RUHLAR BİRLİK BİRLİK ASKERLERDİR”



900. Hz. Âişe (ra)’dan rivayet edildiğine göre, demiştir ki, Peygamber (s.a.v.)’in şöyle buyurduğunu işittim:

“- Ruhlar birlik birlik (ezelde yaratılmış) askerlerdir. Bunlardan sıfat ve ahlakça birbirine uygun düşünler (dünyada) anlaşır ve birleşirler. Bunlardan birine uygun düşmeyenler ayrılır ve uzaklaşırlar.”



901. Ebû Hureyre’den rivayet edildiğine göre, demiştir ki, Rasûlullah (s.a.v.) şöyle buyurdu:

“- Ruhlar birlik birlik askerlerdir. Bunlardan vasıf ve ahlakları birbirine uygun düşenler birleşir ve anlaşırlar; bunlardan birbirine uygun düşmeyenler ayrılırlar.”
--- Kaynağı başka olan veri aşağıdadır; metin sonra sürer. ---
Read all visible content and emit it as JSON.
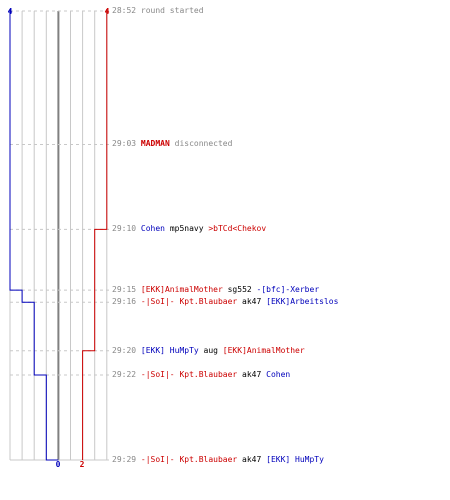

İNSANIN TAACCÜP ANINDA “SÜBHANALLEH” DEMESİ

902. Ebû Hureyre demiştir ki, Peygamber (s.a.v.)’in şöyle buyurduğunu işittim:

“- Bir çoban koyunları başında iken, bir kurt koyunlara saldırıp onlardan bir koyun aldı. Çoban (koyunu kurtarmak için) onun arkasına düştü. Nihayet kurt çobana dönüp dedi ki, korku gününde bu koyunları kim kurtaracak? (Senin korkup kaçtığın o günde) Bunlar için benden başka bir çoban yoktur, (onlara ben hakimim).” İnsanlar (kutrun konuşmasına taaccüp edip):

Sübhanellah!.. dediler. Bunun üzerine Peygamber (s.a.v.) şöyle buyurdu:

“- Bizzat ben buna inanırım, Ebû Bekir’de, Ömer de...”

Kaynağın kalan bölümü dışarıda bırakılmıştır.